European Western Balkans: In your opinion, besides the economic reforms that you have praised many times, what is the biggest progress of Serbia during your mandate as the EP’s rapporteur?

David McAllister: I have indeed commended Serbia’s economic reforms. They continue to produce results, especially in terms of macroeconomic stabilisation, which is to the benefit of all people in the country. Overall, Serbia has progressed in its accession negotiations by opening 16 out of 35 chapters, of which two have already been provisionally closed.

EWB: On the other hand, what would you see as Serbia’s missed opportunities in the past five years regarding the reform agenda?

DM: It is not as much about missed opportunities as about the policy fields where progress is now urgently needed, such as convincing reforms and track records on the rule of law. This concerns in particular judiciary reforms, the fight against corruption and organised crime and the freedom of expression and media.

EWB: What would you point out as the biggest challenge lying ahead in the Serbia’s EU integration process – the rule of law, state of the media or Kosovo issue? Why?

DM: All of the mentioned policy areas are equally important and challenging. The negotiating framework takes particular account of the rule of law chapters 23 and 24 as well as of Serbia’s continued engagement and steps towards a visible and sustainable improvement in relations with Kosovo, negotiated under chapter 35.

EWB: The opposition has left the Parliament, citizens are protesting every Saturday against the government, violence against the journalist culminated when the house of journalist Milan Jovanović was burnt down. It seems that the situation in the society is far worse than it was at the beginning of your term. What is your impression?

DM: It would not feel appropriate from my side to assess the public sentiment in Serbia. However, I took note of the protests. Demonstrations that are conducted peacefully are a legitimate way for the people to express their opinion. Regarding the boycott of the Serbian Parliament, I believe, that the political debate should not take place outside, but inside the parliament.

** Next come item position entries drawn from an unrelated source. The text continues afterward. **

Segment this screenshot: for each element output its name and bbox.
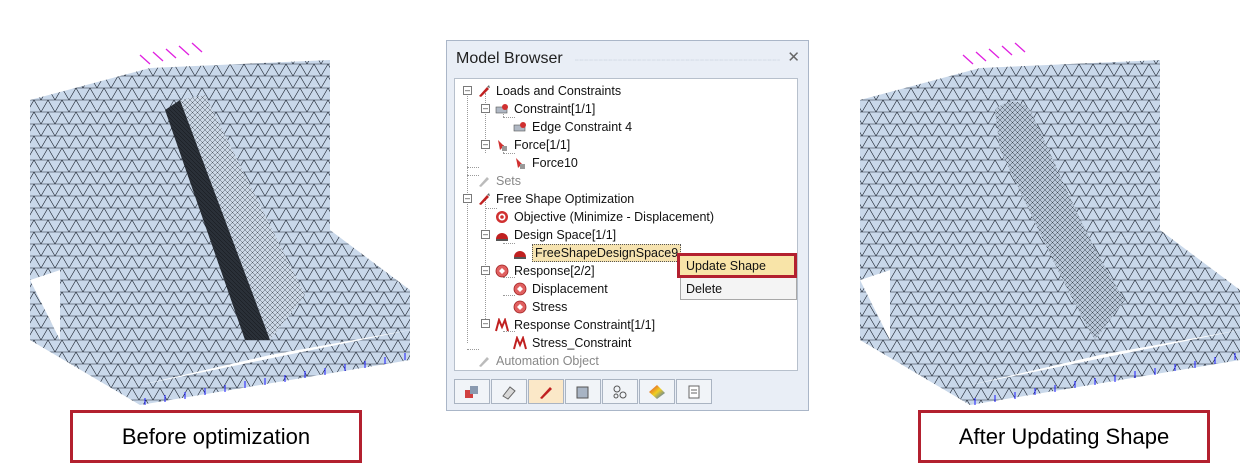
panel-grip[interactable] bbox=[575, 57, 780, 63]
menu-item-delete[interactable]: Delete bbox=[686, 280, 722, 298]
expand-toggle-optimization[interactable]: – bbox=[463, 194, 472, 203]
tree-item-label: Free Shape Optimization bbox=[496, 192, 635, 206]
tree-item-freeshape-design-space9[interactable]: FreeShapeDesignSpace9 bbox=[513, 244, 682, 262]
tree-item-free-shape-optimization[interactable]: Free Shape Optimization bbox=[477, 191, 634, 207]
tree-item-label: Response Constraint[1/1] bbox=[514, 318, 656, 332]
molecule-icon bbox=[613, 385, 627, 398]
response-item-icon bbox=[513, 282, 527, 296]
tree-item-loads-constraints[interactable]: Loads and Constraints bbox=[477, 83, 621, 99]
model-browser-title: Model Browser bbox=[456, 50, 563, 67]
tree-item-response-constraint[interactable]: Response Constraint[1/1] bbox=[495, 316, 656, 333]
loads-constraints-icon bbox=[477, 84, 491, 98]
tree-item-label: Sets bbox=[496, 174, 522, 188]
eraser-icon bbox=[502, 385, 516, 400]
browser-toolbar bbox=[454, 379, 802, 406]
cube-tab-button[interactable] bbox=[565, 379, 601, 404]
after-update-caption: After Updating Shape bbox=[918, 410, 1210, 463]
tree-item-force10[interactable]: Force10 bbox=[513, 155, 578, 171]
constraint-icon bbox=[495, 102, 509, 116]
expand-toggle-force[interactable]: – bbox=[481, 140, 490, 149]
tree-item-displacement[interactable]: Displacement bbox=[513, 281, 608, 297]
sets-icon bbox=[477, 174, 491, 188]
tree-item-response[interactable]: Response[2/2] bbox=[495, 263, 595, 279]
eraser-tab-button[interactable] bbox=[491, 379, 527, 404]
tree-item-label: Stress bbox=[532, 300, 568, 314]
expand-toggle-constraint[interactable]: – bbox=[481, 104, 490, 113]
automation-icon bbox=[477, 354, 491, 368]
tree-item-label: Objective (Minimize - Displacement) bbox=[514, 210, 715, 224]
tree-item-label: Loads and Constraints bbox=[496, 84, 622, 98]
force-icon bbox=[495, 138, 509, 152]
model-icon bbox=[465, 385, 478, 398]
tree-item-label: Design Space[1/1] bbox=[514, 228, 617, 242]
expand-toggle-design-space[interactable]: – bbox=[481, 230, 490, 239]
tree-item-label: FreeShapeDesignSpace9 bbox=[532, 244, 682, 262]
tree-item-label: Automation Object bbox=[496, 354, 599, 368]
cube-icon bbox=[576, 386, 589, 398]
tree-item-design-space[interactable]: Design Space[1/1] bbox=[495, 227, 616, 243]
close-icon[interactable]: ✕ bbox=[787, 48, 800, 66]
script-icon bbox=[688, 385, 700, 398]
before-optimization-caption: Before optimization bbox=[70, 410, 362, 463]
before-caption-text: Before optimization bbox=[121, 423, 311, 449]
expand-toggle-response-constraint[interactable]: – bbox=[481, 319, 490, 328]
expand-toggle-loads[interactable]: – bbox=[463, 86, 472, 95]
response-icon bbox=[495, 264, 509, 278]
brush-tab-button[interactable] bbox=[528, 379, 564, 404]
model-tree: – – – – – – – Loads and Constraints Cons… bbox=[454, 78, 798, 371]
brush-icon bbox=[540, 386, 552, 399]
tree-item-label: Stress_Constraint bbox=[532, 336, 632, 350]
menu-item-update-shape-label[interactable]: Update Shape bbox=[686, 257, 766, 275]
edge-constraint-icon bbox=[513, 120, 527, 134]
tree-item-label: Constraint[1/1] bbox=[514, 102, 596, 116]
tree-item-label: Force10 bbox=[532, 156, 578, 170]
tree-item-label: Force[1/1] bbox=[514, 138, 571, 152]
tree-item-sets[interactable]: Sets bbox=[477, 173, 521, 189]
tree-item-objective[interactable]: Objective (Minimize - Displacement) bbox=[495, 209, 714, 225]
tree-item-label: Response[2/2] bbox=[514, 264, 595, 278]
molecule-tab-button[interactable] bbox=[602, 379, 638, 404]
force-item-icon bbox=[513, 156, 527, 170]
model-browser-panel: Model Browser ✕ – – – – – – – Loads and … bbox=[446, 40, 809, 411]
tree-item-edge-constraint[interactable]: Edge Constraint 4 bbox=[513, 119, 632, 135]
optimization-icon bbox=[477, 192, 491, 206]
tree-item-automation-object[interactable]: Automation Object bbox=[477, 353, 599, 369]
design-space-item-icon bbox=[513, 246, 527, 260]
script-tab-button[interactable] bbox=[676, 379, 712, 404]
tree-item-stress-constraint[interactable]: Stress_Constraint bbox=[513, 334, 632, 351]
mesh-after-update bbox=[860, 42, 1240, 405]
color-map-icon bbox=[649, 384, 665, 399]
design-space-icon bbox=[495, 228, 509, 242]
tree-item-constraint[interactable]: Constraint[1/1] bbox=[495, 101, 595, 117]
response-item-icon bbox=[513, 300, 527, 314]
tree-item-stress[interactable]: Stress bbox=[513, 299, 567, 315]
response-constraint-icon bbox=[495, 316, 509, 332]
color-map-tab-button[interactable] bbox=[639, 379, 675, 404]
tree-item-force[interactable]: Force[1/1] bbox=[495, 137, 570, 153]
after-caption-text: After Updating Shape bbox=[958, 423, 1170, 449]
tree-item-label: Edge Constraint 4 bbox=[532, 120, 633, 134]
response-constraint-item-icon bbox=[513, 334, 527, 350]
tree-item-label: Displacement bbox=[532, 282, 608, 296]
model-tab-button[interactable] bbox=[454, 379, 490, 404]
mesh-before-optimization bbox=[30, 42, 410, 405]
objective-icon bbox=[495, 210, 509, 224]
expand-toggle-response[interactable]: – bbox=[481, 266, 490, 275]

EWB: In comparison with your first visit to Serbia, when you talked mostly about the economic reforms and Kosovo, during the last visit you have mostly talked about the freedom of media. Considering that you said that you read Serbian media every morning, do you agree with the assessment of Freedom House that Serbia is regressing in this area?

DM: I read the study and some of the findings you will also find in the reports of the European Commission and of the European Parliament. When we talk about media freedom, the European Parliament has been very clear. Media freedom is a key indicator of a country’s readiness to become part of the EU. It implies a commitment to democracy, good governance and political accountability through political dialogue, critical discussion and debate and expression of differing opinions. The freedom of media is crucial for every democracy.

EWB: At the final Press Conference, you have praised the Government of Serbia for overall progress. However, so far Serbia has been opening only four chapters per year, although it is technically ready for much more. Why it seems that reward for the progress is missing?

DM: Serbia is progressing on its path towards the EU. The overall pace of negotiations depends on Serbia’s progress on adopting and implementing reforms in key areas. With all energy focused on adopting and implementing reforms, I am confident that further chapters will be opened soon. The Member States have made clear that sustainable progress on the fundamentals, especially on the rule of law chapters 23 and 24, is therefore necessary.